Bronze Buckle Shows Ancient Trade Between Eurasia and North America

(This is from 2016)

Scientists have long suspected that the ancient indigenous groups of Alaska traded with peoples of Eurasia, highlighted by oral histories and Asian-influenced design. But researchers lacked solid evidence, until now. A study, published in the Journal of Archaeological Science, documents the discovery of a metal bead and a belt buckle that date from between 1100 to 1300—a period of time when the Thule people, ancestors of the modern Inuit, inhabited the region.

This discovery shows that indigenous people in North America were likely interacting with the "Old World" from both sides of the continent, lead author of the study, H. Kory Cooper tells Smithsonian.com. On the east coast they traded with the Norse, while on the west coast they traded across the Bering Strait, he explains.

Archaeologists John Hoffecker and Owen Mason of the Institute of Arctic and Alpine Research at the University of Colorado, Boulder, found the objects while excavating six Thule houses on Cape Espenberg, a remote outpost on the Seward Peninsula jutting into the Bering Strait. Among the thousands of artifacts collected from the Thule dwellings were six metal objects including two bone fishing lures with metal eyes, a copper needle and a sheet copper fragment.
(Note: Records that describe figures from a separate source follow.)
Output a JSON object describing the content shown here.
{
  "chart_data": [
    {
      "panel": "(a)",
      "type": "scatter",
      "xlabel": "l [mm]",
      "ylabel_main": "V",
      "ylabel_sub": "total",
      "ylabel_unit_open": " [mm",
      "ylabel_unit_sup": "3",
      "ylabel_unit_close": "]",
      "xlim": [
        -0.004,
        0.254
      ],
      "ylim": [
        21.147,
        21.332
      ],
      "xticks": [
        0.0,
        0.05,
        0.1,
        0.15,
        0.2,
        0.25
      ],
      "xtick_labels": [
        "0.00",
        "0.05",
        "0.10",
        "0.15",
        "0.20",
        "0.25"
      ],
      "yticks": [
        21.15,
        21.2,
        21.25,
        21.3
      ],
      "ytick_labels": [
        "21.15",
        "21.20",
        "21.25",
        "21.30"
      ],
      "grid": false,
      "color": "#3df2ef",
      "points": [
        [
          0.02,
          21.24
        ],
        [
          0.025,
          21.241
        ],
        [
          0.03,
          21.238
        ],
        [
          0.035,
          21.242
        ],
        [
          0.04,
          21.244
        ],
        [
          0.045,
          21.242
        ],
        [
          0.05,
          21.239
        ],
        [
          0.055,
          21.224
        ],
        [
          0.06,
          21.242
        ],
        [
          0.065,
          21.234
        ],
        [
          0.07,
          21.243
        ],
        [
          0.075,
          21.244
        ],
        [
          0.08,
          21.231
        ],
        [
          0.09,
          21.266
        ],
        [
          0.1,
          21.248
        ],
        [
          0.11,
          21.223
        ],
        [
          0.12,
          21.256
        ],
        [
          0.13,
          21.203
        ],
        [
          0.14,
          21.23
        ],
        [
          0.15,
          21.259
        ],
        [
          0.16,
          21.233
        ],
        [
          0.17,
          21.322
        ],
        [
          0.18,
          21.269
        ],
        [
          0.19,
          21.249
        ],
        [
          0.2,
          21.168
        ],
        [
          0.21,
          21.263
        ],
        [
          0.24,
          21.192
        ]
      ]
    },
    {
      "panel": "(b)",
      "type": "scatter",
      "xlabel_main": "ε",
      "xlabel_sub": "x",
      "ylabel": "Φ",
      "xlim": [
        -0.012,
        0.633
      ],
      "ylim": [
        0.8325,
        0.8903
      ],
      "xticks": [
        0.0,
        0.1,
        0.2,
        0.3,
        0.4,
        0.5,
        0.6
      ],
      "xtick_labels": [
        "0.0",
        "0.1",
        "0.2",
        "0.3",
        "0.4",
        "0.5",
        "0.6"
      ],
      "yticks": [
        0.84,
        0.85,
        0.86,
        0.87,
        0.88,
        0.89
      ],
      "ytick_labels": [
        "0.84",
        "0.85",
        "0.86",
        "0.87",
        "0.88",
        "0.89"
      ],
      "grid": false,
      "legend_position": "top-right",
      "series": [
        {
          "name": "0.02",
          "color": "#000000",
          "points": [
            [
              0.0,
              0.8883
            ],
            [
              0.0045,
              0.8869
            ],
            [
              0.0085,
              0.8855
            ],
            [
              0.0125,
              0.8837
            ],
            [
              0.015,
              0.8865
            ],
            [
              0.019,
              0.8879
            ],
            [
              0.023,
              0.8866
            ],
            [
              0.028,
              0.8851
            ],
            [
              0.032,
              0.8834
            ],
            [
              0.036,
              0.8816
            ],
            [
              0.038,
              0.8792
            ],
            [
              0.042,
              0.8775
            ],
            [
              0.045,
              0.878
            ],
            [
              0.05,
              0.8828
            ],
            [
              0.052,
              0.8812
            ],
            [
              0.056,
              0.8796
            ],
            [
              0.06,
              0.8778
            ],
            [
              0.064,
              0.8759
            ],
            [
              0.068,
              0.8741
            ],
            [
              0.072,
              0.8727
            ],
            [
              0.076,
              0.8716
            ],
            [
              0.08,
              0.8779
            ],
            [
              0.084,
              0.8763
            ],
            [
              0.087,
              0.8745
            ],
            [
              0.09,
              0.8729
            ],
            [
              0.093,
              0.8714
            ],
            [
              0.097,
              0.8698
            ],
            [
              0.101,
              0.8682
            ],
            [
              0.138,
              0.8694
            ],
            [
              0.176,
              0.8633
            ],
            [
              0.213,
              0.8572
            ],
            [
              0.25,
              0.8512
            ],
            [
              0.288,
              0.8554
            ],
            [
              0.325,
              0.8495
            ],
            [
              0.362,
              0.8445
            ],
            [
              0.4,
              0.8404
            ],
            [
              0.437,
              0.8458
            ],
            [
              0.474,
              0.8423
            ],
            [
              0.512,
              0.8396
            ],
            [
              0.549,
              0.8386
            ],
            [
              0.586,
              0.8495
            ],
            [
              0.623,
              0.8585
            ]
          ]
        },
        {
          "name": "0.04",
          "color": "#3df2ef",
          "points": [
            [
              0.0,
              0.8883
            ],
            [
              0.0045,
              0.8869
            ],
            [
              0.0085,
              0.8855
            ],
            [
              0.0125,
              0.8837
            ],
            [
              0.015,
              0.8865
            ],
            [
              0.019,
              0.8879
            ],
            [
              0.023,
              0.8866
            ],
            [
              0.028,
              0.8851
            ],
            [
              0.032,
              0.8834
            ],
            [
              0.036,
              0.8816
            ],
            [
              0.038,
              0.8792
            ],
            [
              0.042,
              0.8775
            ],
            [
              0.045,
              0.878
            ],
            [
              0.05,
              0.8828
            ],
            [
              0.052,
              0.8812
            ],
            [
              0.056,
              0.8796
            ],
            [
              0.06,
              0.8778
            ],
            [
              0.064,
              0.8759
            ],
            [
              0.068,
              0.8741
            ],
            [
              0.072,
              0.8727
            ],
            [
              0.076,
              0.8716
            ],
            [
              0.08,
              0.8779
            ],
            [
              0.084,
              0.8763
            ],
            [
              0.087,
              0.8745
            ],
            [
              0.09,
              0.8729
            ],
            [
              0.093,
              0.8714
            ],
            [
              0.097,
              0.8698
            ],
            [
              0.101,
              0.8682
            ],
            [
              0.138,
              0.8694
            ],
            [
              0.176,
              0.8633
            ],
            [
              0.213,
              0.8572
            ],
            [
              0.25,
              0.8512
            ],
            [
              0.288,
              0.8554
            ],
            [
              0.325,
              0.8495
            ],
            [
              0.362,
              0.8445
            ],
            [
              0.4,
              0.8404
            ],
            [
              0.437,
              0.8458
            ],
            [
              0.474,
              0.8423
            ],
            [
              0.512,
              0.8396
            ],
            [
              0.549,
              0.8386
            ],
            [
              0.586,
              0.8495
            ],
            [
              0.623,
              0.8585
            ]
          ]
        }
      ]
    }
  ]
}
But what intrigued researchers were two objects made of leaded bronze: a cylindrical bead that may have been used as part of a whistle or noisemaker and a buckle connected to a scrap of leather.

The pair took the artifacts to Cooper, who is an expert in Arctic and Subarctic metallurgy at Purdue University. He found that the bronze objects are an alloy of copper, tin and lead. The buckle, which is similar to those used in China as far back as 400 B.C., also appears to have been made using a mold.

While the Thule people did occasionally work with native copper and some iron, they did not use alloys or molds. So the presence of these seemingly ordinary objects suggests that they must have come from outside the region and suggest that Alaskan trade with Asia could have begun as early as the 1100s.